Impossible to avoid the long moments

There is no withdrawing to safety

There are no lasting decisions


Let the natural settling of time

make the signs truthful

Let it all mean some nearly impossible thing


The change is gentle

The flow of it pouring out

over the moon’s back





June twelfth

The confusing thing about reality is the way you might feel

like you are trying to escape something.


Running frantically, just steps ahead of some

culminating scene

The time running without looking back

running away and always, the distance between


So many of these so-called monsters

So often you fall and

keep falling

in the actual imaginable fear


In the movies

you will see the hero, the victim, the monsters.

You will see the similar cancers—

The hero must trip,

The monster must keep the scene


Sometimes, the confusing thing about life is

the way things become.

The way these situations keep the hero and the

victim and the monster all


always trying to escape.




Emily Rankin was born in Riverside, California and attended Abilene Christian University, where she received a BFA in 2011. Her body of work deals with the tangled threads of human connection and liminal space. She is currently based in New Mexico.

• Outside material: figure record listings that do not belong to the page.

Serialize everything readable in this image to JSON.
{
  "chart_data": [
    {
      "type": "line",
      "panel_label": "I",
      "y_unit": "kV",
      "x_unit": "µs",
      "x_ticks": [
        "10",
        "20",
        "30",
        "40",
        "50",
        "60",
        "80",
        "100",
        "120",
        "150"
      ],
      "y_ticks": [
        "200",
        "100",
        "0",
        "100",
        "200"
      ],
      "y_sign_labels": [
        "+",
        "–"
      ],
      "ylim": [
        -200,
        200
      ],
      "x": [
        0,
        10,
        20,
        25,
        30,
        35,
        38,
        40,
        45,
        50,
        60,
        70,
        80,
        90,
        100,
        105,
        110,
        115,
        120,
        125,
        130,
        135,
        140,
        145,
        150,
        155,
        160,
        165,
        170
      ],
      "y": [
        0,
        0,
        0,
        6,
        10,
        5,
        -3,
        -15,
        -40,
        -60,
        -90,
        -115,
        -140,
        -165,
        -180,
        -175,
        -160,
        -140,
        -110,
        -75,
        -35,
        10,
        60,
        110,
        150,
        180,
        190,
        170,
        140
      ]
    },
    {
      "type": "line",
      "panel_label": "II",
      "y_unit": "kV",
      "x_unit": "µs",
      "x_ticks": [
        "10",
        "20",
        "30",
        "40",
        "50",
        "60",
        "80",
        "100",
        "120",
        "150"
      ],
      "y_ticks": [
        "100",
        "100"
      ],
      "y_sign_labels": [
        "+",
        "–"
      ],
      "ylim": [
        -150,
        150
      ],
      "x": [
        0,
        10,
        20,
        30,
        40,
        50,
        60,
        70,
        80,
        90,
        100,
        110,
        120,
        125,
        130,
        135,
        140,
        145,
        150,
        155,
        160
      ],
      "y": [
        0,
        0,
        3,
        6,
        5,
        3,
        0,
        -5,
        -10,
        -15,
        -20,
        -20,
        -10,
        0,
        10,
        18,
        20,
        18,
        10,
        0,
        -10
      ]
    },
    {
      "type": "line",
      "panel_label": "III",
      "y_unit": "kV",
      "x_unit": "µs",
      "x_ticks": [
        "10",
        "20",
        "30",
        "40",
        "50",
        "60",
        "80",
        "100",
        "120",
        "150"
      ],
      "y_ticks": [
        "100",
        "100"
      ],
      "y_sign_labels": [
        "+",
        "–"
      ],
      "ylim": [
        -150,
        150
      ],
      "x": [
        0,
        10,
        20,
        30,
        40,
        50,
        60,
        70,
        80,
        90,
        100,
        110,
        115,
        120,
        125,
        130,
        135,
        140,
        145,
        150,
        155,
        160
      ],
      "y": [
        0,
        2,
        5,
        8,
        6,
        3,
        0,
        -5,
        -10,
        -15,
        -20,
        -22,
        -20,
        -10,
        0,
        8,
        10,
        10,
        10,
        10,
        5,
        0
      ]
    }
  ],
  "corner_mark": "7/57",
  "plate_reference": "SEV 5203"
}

"In times of great uncertainty, I think people are drawn to anything that purports to give meaning to our suffering or confusion. I find myself thinking often of those things to which we turn when we feel lost. Horoscopes offer some comfort for some of us; they tell us that there are reasons for what happens, that our lives are guided by some larger force that exists outside ourselves.


These pieces represent an experiment—they are formed from scraps of horoscopes that have been rearranged, reconfigured, and reformatted into poetry. I’m interested in what makes a poem a poem. I’m interested in how we might elevate and reframe some common thing we see every day, like a horoscope, into art. How, if we read it in a new form, a new context, we might find something new within it."